We had come to Baghdad to hold a forum in collaboration with the Barzani Charity Foundation and the Iraqi Parliament, introducing Jan Dost’s latest novel, The General’s Last Battles, which tells the story of General Mustafa Barzani - the man who became a legend, who bore the burdens of his people on his shoulders, led them through valleys of danger, and left an indelible mark on history, no matter how much time may change.


But the irony was both harsh and beautiful at once.


Here we were, visiting the very Baghdad that once issued his death sentence and hunted down his sons – even into the mass graves. The Baghdad that ordered the chemical bombing of Halabja. The Baghdad that, for decades, tried to bury the Kurdish voice beneath the sands of the south and under the shadow of the Anfal Campaign.


And here we were, honoring in its parliament the very man once pursued by its armies, condemned to death, and exiled from his homeland for many years.


This same Baghdad, which once branded Barzani as a rebel, a tribal feudal lord, a man of insurrection, now celebrates his name as a Kurdish icon adorning the hall of the Iraqi Council of Representatives.


What a scene!


It was as if history had grown weary of argument and decided, at last, to take the side of truth.


Barzani has returned to Baghdad – not as a prisoner, nor as an exile, but as a hero honored in the hall of parliament.


It is as though time itself has bowed in apology, and as though the mountains have sent forth one of their sons to remind the capital that pride cannot be bombed, that freedom cannot be buried in the desert, and that the sands of the southern mass graves cannot obscure the truth – for truth, like the oak tree, does not die.


I gazed at the faces of those present and heard a faint voice within me say:“Recognition came late, but it came… and it came clothed in pride, not remorse.”


In that moment, I felt the souls of the Kurdish martyrs hovering above the hall, like birds resting upon mountaintops after the rain.

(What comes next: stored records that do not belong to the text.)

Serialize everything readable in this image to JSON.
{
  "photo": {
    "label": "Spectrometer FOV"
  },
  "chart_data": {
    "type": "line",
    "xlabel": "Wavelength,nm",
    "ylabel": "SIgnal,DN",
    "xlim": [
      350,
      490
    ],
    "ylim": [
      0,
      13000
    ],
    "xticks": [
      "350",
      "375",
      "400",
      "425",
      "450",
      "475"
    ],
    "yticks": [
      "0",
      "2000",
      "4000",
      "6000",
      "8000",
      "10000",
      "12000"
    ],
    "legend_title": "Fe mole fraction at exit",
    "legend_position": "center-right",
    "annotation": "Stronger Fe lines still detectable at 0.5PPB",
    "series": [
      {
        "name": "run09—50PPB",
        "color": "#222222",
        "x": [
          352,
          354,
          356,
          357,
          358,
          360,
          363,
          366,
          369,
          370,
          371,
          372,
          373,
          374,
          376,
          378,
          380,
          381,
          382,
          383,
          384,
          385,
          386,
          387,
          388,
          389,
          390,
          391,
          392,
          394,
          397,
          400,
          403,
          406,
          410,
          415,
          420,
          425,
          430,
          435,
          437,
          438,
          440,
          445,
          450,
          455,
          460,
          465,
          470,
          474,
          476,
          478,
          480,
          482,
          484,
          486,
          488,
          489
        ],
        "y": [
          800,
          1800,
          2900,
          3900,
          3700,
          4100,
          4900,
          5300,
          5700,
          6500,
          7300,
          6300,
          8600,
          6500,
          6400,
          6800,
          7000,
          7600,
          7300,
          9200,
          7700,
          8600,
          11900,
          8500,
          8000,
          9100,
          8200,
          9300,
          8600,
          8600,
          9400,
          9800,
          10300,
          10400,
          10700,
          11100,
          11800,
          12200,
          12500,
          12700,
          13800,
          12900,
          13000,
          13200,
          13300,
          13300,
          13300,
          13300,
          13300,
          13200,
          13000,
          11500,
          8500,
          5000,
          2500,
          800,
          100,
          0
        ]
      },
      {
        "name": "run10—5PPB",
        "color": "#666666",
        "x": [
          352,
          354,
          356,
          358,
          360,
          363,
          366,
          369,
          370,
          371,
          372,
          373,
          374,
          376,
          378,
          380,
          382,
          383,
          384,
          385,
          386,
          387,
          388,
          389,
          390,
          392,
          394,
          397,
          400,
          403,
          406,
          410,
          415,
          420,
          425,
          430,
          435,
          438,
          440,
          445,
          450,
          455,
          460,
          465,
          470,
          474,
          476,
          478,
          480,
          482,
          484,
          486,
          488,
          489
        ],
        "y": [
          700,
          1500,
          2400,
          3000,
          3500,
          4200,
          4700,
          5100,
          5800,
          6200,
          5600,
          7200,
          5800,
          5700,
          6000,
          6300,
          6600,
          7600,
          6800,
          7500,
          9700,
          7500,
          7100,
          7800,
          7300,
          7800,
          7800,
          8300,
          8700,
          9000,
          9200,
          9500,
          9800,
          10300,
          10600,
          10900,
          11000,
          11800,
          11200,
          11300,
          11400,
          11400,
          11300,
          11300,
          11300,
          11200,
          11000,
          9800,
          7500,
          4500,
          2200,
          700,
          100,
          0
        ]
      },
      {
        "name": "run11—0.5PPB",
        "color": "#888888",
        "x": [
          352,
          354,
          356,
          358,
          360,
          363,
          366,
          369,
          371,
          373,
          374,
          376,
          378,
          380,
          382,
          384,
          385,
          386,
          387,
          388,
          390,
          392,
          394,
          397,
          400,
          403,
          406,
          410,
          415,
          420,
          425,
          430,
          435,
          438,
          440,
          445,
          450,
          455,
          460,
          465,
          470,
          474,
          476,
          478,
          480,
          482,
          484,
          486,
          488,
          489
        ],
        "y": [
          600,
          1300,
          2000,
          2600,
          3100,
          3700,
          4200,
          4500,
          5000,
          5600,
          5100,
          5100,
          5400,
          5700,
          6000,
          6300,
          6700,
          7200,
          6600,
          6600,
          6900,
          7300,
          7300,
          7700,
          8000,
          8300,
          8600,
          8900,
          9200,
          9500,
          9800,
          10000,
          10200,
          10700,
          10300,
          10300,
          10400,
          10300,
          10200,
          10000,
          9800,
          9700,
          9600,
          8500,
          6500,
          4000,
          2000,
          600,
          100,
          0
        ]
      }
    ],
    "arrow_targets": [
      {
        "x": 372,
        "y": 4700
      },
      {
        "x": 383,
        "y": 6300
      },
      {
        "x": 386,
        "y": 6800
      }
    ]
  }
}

I felt that three of General Barzani’s sons, and all those buried in unmarked graves, were with us, smiling from beyond absence, saying:


“We are here… We did not die in vain, nor were our steps lost.”


Baghdad, whose voice was once silenced by fear, now speaks in the name of justice.And the general who once carried mountains upon his shoulders has returned, light and unburdened, carried on the wings of memory.


He has returned…


Returned so that we might reclaim his past, and he might grant the future new meaning.


Returned to tell all of Iraq that dignity cannot be killed, and that though oppression may endure, its fate is always to break.


Returned to say: from the soil of persecution, honor is born; from the depth of the wound, freedom blooms.

Yes, the General has returned to Baghdad – fifty years later – victorious.